On Christmas Day, Trump — with a series of posts on social media — revealed himself as a businessman who believes not that he has won the nation in a takeover battle but rather that he has won the whole world and is ready to hire, fire and sell off.

Also, like a canny takeover artist, he didn’t reveal his hand during the takeover struggle. During the election, there was no hint that Canada should become the 51st U.S. state, that Panama was overcharging U.S. shipping, or that ownership of Greenland was essential over and above the key role it already plays with a vital U.S. base, happily provided for by treaty with Denmark.

Like a businessman, Trump offered to buy Greenland during his first presidential term. His offer was soundly and summarily rejected. Now, he is back, and the answer hasn’t changed.

Canada, Trump believes, takes unfair advantage of the United States in trade. However, the regime of the flourishing cross-border trading is the one the United States-Mexico-Canada Agreement  signed — in July 2020 by Trump — as a vast improvement over its predecessor, the North American Free Trade Agreement, although in substance and spirit, it is very similar.

When it comes to Panama, Trump has a double accusation. Beyond the belief that Panama is ripping us off, this kind of national business paranoia is part of the Trump manual of expectations in foreign policy: All foreign governments are scalawags bent on cheating America.

It is part of a permanent, low-grade C-Suite paranoia present in many companies: Who is stealing an advantage, who is going to concede to the unions, who is angling for more shelf space, etc. Consider calling it corporate situational awareness paranoia.

Statesmanship is learned; good instincts help, but it isn’t intuitive for most leaders. It is learned through studying history, meeting, talking, traveling and moving in foreign policy circles. It is learned best on the job, if the job is in the House or the Senate.

Trump has learned not in that world but in the world of New York real estate with its own jungle law — deals are done, undone, litigated, and political influence is brought to bear. Ultimately, there is victory for one side.

Trump correctly — and it could be said belatedly because he took no action during his first administration — has cast a penetrating light on China in the Americas. China, as Trump has said, doesn’t operate the Panama Canal. Panama does. A subsidiary of Hong Kong-based CK Hutchison Holdings manages two ports at the canal’s entrances, with Chinese firms providing more than $1 billion to construct a new bridge over the canal.

Panama’s revenues are up due to congestion charging, but fewer ships are transiting the canal due to drought. The vast Lake Gatun, which feeds the canal and keeps the lock system viable, is only partially complete. The less water available, the fewer transits are possible. These dipped from 38 large ships to just 22, but rains have improved the situation and transits have risen.

Seizing canals is a fraught business; witness the disaster of France and Britain trying to seize the Suez Canal in 1956. Significant damage to the Panama Canal would cost the United States for decades. It is a masterpiece of big, intricate engineering. I took a cruise through it to understand it better.

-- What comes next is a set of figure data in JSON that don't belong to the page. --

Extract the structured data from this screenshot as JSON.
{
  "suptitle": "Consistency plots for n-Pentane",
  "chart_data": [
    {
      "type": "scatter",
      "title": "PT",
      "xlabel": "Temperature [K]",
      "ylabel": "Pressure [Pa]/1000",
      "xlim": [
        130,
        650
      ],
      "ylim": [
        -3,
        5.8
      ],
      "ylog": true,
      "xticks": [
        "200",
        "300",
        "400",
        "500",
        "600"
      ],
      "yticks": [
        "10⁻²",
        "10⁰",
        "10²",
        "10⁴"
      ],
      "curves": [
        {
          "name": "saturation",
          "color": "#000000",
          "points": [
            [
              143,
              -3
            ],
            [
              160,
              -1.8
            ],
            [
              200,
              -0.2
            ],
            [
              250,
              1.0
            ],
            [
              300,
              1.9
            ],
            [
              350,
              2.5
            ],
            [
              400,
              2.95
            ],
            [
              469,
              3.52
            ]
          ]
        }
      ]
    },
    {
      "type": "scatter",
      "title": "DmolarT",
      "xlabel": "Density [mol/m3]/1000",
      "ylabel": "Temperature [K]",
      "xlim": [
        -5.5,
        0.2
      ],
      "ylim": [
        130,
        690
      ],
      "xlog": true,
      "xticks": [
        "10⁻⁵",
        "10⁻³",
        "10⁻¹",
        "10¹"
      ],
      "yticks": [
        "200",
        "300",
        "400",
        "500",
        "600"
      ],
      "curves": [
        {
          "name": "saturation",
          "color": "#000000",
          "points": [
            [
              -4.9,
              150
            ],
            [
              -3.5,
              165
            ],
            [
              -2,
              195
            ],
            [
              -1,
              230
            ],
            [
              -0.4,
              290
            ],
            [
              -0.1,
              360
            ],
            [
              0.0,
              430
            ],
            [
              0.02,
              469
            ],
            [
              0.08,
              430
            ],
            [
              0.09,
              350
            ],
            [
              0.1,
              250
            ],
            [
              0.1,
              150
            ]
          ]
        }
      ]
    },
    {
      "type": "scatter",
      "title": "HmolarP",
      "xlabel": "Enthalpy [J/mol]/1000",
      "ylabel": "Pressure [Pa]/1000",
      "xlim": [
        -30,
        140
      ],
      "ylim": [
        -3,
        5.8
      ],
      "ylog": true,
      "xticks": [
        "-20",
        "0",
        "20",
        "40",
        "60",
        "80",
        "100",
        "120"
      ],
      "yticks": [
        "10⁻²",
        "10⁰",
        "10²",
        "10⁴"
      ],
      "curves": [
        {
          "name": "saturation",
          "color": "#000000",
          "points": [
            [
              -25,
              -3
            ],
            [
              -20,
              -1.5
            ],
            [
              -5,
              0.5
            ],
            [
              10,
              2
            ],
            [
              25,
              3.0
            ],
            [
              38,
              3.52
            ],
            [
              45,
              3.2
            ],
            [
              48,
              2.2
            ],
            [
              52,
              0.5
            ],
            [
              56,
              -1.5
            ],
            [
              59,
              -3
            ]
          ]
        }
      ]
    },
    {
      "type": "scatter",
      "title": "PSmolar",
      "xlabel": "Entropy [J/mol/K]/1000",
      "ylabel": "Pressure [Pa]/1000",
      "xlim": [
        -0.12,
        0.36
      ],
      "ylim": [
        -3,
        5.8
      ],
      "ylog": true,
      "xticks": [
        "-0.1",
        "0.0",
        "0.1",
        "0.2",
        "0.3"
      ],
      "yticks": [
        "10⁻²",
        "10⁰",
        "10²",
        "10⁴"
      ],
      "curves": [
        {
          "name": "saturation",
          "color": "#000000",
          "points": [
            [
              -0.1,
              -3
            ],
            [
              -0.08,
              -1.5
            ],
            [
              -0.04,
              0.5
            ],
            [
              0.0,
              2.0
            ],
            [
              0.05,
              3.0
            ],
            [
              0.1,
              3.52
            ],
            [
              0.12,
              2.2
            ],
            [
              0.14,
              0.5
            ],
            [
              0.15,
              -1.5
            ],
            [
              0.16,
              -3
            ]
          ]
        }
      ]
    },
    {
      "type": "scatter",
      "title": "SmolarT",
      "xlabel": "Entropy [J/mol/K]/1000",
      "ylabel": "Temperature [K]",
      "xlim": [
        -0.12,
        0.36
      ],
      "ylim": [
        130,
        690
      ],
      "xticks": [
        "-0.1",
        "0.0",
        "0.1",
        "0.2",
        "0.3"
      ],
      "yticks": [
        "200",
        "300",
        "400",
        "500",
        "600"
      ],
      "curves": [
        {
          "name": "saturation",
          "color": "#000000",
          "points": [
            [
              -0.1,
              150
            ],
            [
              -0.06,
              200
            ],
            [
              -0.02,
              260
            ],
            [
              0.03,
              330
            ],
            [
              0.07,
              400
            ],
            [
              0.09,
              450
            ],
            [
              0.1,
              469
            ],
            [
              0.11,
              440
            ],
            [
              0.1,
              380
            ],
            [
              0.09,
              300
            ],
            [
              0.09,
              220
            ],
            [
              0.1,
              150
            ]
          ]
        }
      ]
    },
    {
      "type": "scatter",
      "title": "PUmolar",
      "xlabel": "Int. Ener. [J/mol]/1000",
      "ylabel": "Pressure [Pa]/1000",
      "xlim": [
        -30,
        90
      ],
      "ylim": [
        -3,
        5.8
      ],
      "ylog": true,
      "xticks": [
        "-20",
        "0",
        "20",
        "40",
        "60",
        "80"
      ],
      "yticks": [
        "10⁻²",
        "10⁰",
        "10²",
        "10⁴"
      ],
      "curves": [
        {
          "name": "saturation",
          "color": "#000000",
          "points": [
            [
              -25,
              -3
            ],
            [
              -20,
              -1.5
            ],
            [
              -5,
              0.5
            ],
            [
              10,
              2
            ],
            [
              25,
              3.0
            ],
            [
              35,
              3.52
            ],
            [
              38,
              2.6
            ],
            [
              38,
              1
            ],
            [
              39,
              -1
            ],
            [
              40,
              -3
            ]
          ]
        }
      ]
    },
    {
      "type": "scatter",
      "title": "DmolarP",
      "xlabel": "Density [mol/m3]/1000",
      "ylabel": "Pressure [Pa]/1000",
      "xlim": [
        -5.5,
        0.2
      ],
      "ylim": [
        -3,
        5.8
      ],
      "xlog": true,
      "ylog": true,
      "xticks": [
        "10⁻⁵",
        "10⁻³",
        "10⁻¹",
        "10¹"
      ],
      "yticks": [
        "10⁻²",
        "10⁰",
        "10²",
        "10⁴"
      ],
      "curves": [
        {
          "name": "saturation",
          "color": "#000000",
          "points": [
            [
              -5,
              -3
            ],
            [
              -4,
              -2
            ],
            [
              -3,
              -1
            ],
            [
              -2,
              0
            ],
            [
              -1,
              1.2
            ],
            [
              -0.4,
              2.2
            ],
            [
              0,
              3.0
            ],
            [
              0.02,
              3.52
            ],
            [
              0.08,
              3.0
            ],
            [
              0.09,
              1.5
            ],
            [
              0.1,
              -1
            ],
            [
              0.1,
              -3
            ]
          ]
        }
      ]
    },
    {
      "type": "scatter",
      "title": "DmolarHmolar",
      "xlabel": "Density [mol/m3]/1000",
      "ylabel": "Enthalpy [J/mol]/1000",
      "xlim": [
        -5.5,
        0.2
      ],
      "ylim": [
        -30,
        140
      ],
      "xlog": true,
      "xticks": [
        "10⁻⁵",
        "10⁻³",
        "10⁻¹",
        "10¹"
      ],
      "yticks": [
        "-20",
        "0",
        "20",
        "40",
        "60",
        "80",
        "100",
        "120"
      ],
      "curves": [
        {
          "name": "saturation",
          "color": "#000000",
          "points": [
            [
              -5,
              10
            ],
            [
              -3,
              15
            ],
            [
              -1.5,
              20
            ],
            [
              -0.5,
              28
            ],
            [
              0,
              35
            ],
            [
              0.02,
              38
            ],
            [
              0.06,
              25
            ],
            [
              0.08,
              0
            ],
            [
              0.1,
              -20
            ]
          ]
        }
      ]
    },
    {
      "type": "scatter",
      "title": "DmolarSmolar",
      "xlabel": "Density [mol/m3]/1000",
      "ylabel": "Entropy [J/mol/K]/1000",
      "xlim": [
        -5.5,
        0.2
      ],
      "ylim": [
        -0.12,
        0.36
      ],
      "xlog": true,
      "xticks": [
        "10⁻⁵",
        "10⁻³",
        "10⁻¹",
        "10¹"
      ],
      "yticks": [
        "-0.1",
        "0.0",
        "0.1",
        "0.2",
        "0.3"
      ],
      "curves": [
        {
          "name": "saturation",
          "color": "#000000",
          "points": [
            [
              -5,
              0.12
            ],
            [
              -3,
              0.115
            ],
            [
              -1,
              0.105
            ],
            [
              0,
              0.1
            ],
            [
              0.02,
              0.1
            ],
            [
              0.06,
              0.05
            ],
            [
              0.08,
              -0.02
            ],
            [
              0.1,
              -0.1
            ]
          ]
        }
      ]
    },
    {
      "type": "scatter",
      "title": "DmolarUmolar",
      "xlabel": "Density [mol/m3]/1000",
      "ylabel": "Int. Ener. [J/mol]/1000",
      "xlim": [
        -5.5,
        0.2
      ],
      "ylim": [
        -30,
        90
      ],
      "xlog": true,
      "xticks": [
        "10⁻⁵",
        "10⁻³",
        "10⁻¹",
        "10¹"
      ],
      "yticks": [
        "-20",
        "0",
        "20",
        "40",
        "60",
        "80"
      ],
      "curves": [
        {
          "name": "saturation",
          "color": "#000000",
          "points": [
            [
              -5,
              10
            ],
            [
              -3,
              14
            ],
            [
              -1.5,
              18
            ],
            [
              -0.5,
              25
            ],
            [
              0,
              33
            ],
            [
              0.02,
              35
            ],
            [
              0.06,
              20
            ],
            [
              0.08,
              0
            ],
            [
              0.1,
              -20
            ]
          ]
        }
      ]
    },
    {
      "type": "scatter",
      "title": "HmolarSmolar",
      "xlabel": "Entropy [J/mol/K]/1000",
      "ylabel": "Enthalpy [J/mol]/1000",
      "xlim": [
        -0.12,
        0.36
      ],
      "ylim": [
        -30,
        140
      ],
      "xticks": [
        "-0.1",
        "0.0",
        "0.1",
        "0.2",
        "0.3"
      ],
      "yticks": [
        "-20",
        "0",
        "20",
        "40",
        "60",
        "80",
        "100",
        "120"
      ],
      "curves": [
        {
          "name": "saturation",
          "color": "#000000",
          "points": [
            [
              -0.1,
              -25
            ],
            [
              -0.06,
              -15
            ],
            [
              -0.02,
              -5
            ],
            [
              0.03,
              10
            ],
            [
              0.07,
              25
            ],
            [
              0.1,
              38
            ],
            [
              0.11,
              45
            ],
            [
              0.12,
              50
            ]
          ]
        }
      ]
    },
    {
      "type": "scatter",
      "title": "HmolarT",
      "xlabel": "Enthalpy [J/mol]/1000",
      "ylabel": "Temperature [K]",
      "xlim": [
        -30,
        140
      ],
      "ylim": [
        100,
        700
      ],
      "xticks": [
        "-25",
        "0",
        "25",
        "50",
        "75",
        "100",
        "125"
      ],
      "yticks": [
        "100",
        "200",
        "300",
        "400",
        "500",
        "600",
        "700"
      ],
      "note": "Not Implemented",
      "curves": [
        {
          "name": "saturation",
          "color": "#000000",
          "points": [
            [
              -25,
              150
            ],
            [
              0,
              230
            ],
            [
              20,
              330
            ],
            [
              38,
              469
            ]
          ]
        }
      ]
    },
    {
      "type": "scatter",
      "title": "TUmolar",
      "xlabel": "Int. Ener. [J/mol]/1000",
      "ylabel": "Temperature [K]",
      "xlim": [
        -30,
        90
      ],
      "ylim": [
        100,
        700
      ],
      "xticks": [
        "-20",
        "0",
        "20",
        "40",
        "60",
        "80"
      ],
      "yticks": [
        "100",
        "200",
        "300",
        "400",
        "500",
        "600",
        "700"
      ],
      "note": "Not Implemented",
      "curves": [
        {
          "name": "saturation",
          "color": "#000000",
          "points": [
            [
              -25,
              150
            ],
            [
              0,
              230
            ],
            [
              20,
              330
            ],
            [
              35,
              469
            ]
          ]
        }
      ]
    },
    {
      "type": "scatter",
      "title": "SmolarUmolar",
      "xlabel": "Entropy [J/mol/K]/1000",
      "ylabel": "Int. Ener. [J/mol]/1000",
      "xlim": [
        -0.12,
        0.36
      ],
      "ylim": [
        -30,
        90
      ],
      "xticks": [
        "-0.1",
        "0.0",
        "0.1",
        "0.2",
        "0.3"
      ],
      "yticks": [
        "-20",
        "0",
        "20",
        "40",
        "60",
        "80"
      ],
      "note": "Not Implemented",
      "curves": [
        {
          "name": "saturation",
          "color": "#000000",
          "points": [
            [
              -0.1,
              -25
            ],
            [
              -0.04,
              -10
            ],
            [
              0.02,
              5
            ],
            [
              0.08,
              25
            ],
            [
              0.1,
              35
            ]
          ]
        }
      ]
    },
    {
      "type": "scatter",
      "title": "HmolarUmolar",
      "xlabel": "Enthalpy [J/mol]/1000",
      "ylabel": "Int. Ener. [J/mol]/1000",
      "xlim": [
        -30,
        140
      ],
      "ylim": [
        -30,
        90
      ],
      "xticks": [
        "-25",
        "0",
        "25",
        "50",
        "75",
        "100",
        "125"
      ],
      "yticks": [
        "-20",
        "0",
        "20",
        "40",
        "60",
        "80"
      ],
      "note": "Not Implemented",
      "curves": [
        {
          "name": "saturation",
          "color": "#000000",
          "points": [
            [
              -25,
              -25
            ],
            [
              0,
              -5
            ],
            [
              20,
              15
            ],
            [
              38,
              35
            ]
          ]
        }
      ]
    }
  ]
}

The British word “gobsmacked” is easily understood: smacked in the mouth. That happened to the commentariat — those who comment on national affairs. Trump’s Christmas Day declarations on Truth Social, his social media network, went almost unmentioned. The reporting was there; the networks and newspapers turned up the volume, but the commentators were silent.

That, in its way, is as notable as Trump’s implication that he has bought the world and plans to take possession. The enormity of the thing has been quieting. We, the opinion writers, have been struck dumb, you might say. That is news in itself.